In recent years, Neural Radiance Fields (NeRFs) have demonstrated significant potential in encoding highly-detailed 3D geometry and environmental appearance, positioning themselves as a promising alternative to traditional explicit representation for 3D scene reconstruction. However, the predominant reliance on RGB imaging presupposes ideal lighting conditions: a premise frequently unmet in robotic applications plagued by poor lighting or visual obstructions. This limitation overlooks the capabilities of infrared (IR) cameras, which excel in low-light detection and present a robust alternative under such adverse scenarios. To tackle these issues, we introduce Thermal-NeRF, the first method that estimates a volumetric scene representation in the form of a NeRF solely from IR imaging. By leveraging a thermal mapping and structural thermal constraint derived from the thermal characteristics of IR imaging, our method showcasing unparalleled proficiency in recovering NeRFs in visually degraded scenes where RGB-based methods fall short. We conduct extensive experiments to demonstrate that Thermal-NeRF can achieve superior quality compared to existing methods. Furthermore, we contribute a dataset for IR-based NeRF applications, paving the way for future research in IR NeRF reconstruction.
Paper Structure (16 sections, 9 equations, 5 figures, 4 tables)

This paper contains 16 sections, 9 equations, 5 figures, 4 tables.

Figures (5)

  • Figure 1: Overview of the proposed Thermal-NeRF. Initially, a set of 16-bit IR images $\{I_{16}\}$, undergoes thermal mapping to be transformed into 8-bit images $\{I_8\}$. The method includes a scene contraction step, which compresses the indoor space into a predefined, fixed-size bounding box. Utilizing the camera parameters, ray bundles are generated through the contracted indoor scene. These bundles are then sampled to yield sampling points and directions $\{\mathbf{x}_i, \mathbf{d}_i\}$. The samples are encoded and fed into the MLP $f_{\Theta}$. This step aggregates the output radiance $\mathbf{t}_i$ and densities $\mathbf{\sigma}_i$ to compute the thermal value. A unique structural thermal constraint is proposed to optimize the loss within mini-patches formed by stochastic pixels, see Equation \ref{['eq10']}.
  • Figure 2: This illustration highlights that our actual sequences were documented in demanding conditions, including low and fluctuating lighting, as well as smoke. The RGB images, taken by camera RealSense D435, demonstrate the visual outcomes. The frames marked in red represents the same area as captured by both IR and RGB cameras, albeit with differing resolutions and fields of view.
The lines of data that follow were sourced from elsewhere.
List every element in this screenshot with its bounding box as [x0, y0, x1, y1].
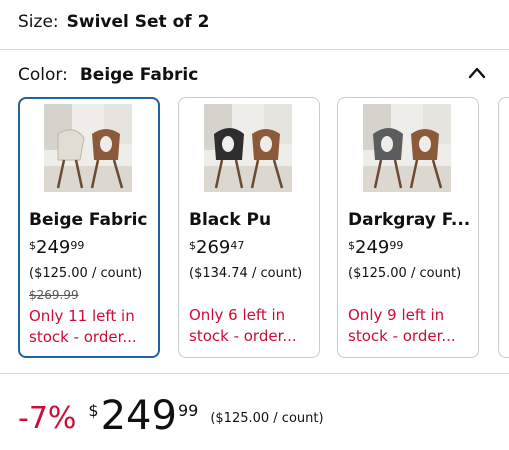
- stock-line: stock - order...: [189, 327, 297, 345]
- discount-percent: -7%: [18, 401, 77, 436]
- product-thumbnail: [204, 104, 292, 192]
- color-option-beige-fabric[interactable]: Beige Fabric $ 249 99 ($125.00 / count) …: [18, 97, 160, 358]
- stock-line: Only 11 left in: [29, 307, 135, 325]
- option-price: $ 249 99: [348, 238, 403, 258]
- price-whole: 249: [355, 237, 390, 258]
- size-value: Swivel Set of 2: [66, 12, 210, 32]
- price-whole: 269: [196, 237, 231, 258]
- color-option-darkgray-fabric[interactable]: Darkgray F... $ 249 99 ($125.00 / count)…: [337, 97, 479, 358]
- price-whole: 249: [100, 393, 177, 439]
- option-stock: Only 9 left in stock - order...: [348, 305, 474, 347]
- stock-line: Only 6 left in: [189, 306, 286, 324]
- color-row[interactable]: Color: Beige Fabric: [18, 65, 198, 91]
- option-price: $ 249 99: [29, 238, 84, 258]
- option-unit-price: ($125.00 / count): [29, 266, 143, 281]
- product-thumbnail: [44, 104, 132, 192]
- option-price: $ 269 47: [189, 238, 244, 258]
- price-currency: $: [189, 239, 196, 252]
- color-value: Beige Fabric: [79, 65, 199, 85]
- price-currency: $: [348, 239, 355, 252]
- option-name: Black Pu: [189, 210, 272, 230]
- price-currency: $: [88, 401, 99, 420]
- chevron-up-icon[interactable]: [467, 63, 487, 83]
- price-fraction: 47: [230, 239, 245, 252]
- option-stock: Only 6 left in stock - order...: [189, 305, 315, 347]
- price-fraction: 99: [177, 401, 199, 420]
- stock-line: Only 9 left in: [348, 306, 445, 324]
- price-summary: -7% $ 249 99 ($125.00 / count): [18, 395, 324, 443]
- option-name: Beige Fabric: [29, 210, 148, 230]
- price-fraction: 99: [70, 239, 85, 252]
- option-name: Darkgray F...: [348, 210, 471, 230]
- divider: [0, 49, 509, 50]
- stock-line: stock - order...: [29, 328, 137, 346]
- option-stock: Only 11 left in stock - order...: [29, 306, 155, 348]
- stock-line: stock - order...: [348, 327, 456, 345]
- divider: [0, 373, 509, 374]
- size-label: Size:: [18, 12, 59, 32]
- size-row: Size: Swivel Set of 2: [18, 12, 209, 38]
- unit-price: ($125.00 / count): [210, 411, 324, 426]
- price-currency: $: [29, 239, 36, 252]
- price-fraction: 99: [389, 239, 404, 252]
- product-thumbnail: [363, 104, 451, 192]
- color-label: Color:: [18, 65, 68, 85]
- price-whole: 249: [36, 237, 71, 258]
- color-option-black-pu[interactable]: Black Pu $ 269 47 ($134.74 / count) Only…: [178, 97, 320, 358]
- color-options: Beige Fabric $ 249 99 ($125.00 / count) …: [18, 97, 509, 359]
- option-list-price: $269.99: [29, 288, 79, 302]
- option-unit-price: ($134.74 / count): [189, 266, 303, 281]
- color-option-next-partial[interactable]: [498, 97, 509, 358]
- option-unit-price: ($125.00 / count): [348, 266, 462, 281]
  • Figure 3: Qualitative evaluation on self-collected sequences under challenging conditions. To enhance the visual assessment of the effects, IR images are intentionally transformed into pseudo-color representations by employing the jet colormap array for the color conversion process. Model: original NeRFmildenhall2021nerf, Mip-NeRF 360barron2022mip, DVGOsun2022improved, and Thermal-NeRF. Specifically, we present results of Thermal NeRF without pose refinement to underscore the significance of pose optimization in achieving optimal outcomes.
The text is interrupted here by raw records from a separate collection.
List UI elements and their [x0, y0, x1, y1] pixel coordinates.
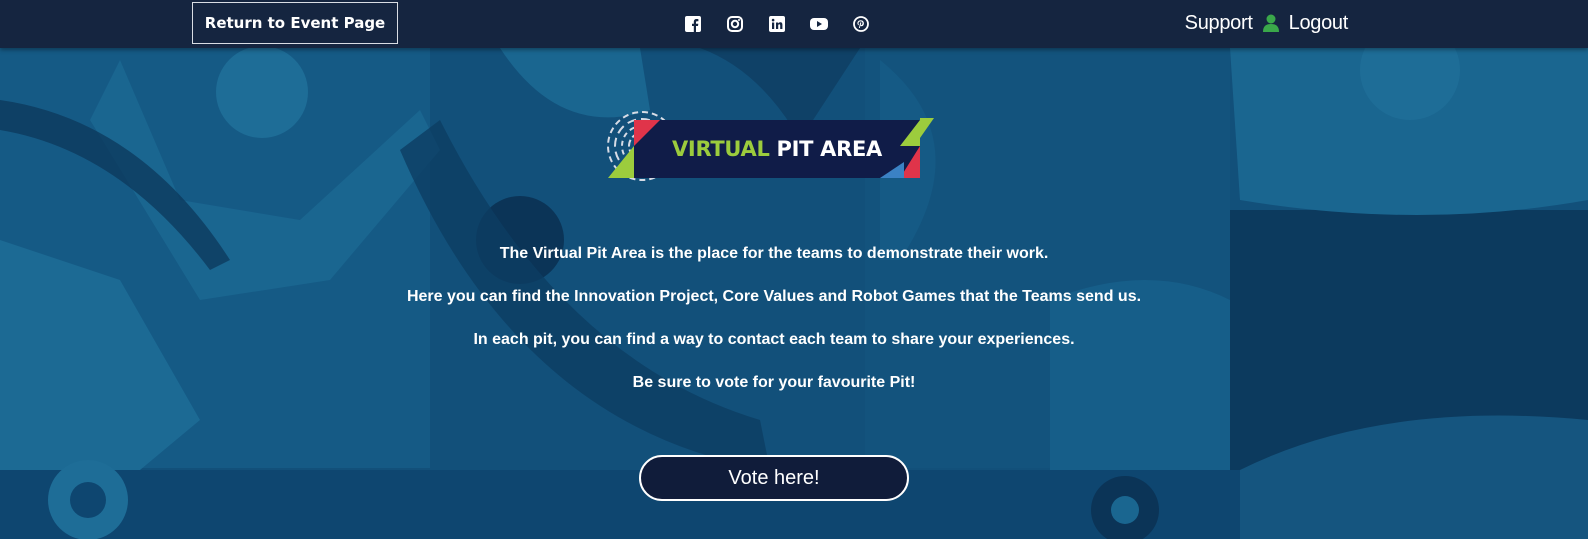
account-links: Support Logout — [1185, 0, 1349, 46]
intro-text: The Virtual Pit Area is the place for th… — [0, 244, 1548, 416]
linkedin-icon[interactable] — [756, 12, 798, 36]
intro-line-2: Here you can find the Innovation Project… — [406, 288, 1142, 305]
intro-line-3: In each pit, you can find a way to conta… — [473, 331, 1075, 348]
logout-link[interactable]: Logout — [1289, 12, 1349, 35]
support-link[interactable]: Support — [1185, 12, 1253, 35]
logo-title: VIRTUAL PIT AREA — [634, 120, 920, 178]
intro-line-4: Be sure to vote for your favourite Pit! — [632, 374, 916, 391]
vote-here-button[interactable]: Vote here! — [639, 455, 909, 501]
logo-word-virtual: VIRTUAL — [671, 137, 770, 161]
pinterest-icon[interactable] — [840, 12, 882, 36]
top-nav-bar: Return to Event Page Support Logout — [0, 0, 1588, 48]
instagram-icon[interactable] — [714, 12, 756, 36]
virtual-pit-area-logo: VIRTUAL PIT AREA — [604, 104, 934, 190]
facebook-icon[interactable] — [672, 12, 714, 36]
return-to-event-button[interactable]: Return to Event Page — [192, 2, 398, 44]
user-icon — [1262, 14, 1279, 32]
social-links — [672, 12, 882, 36]
youtube-icon[interactable] — [798, 12, 840, 36]
intro-line-1: The Virtual Pit Area is the place for th… — [499, 245, 1049, 262]
logo-word-pit-area: PIT AREA — [776, 137, 883, 161]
  • Figure 4: Examples of mesh reconstruction of heat source objects in a scene. Explicit meshes of cup and kettle exported by Thermal-NeRF and other models are shown respectively.
  • Figure 5: Ablation qualitative example. Here we show renderings from different Thermal-NeRF ablation variants. The full model produces the best results. We zoom in on crops to highlight differences in the rendered images.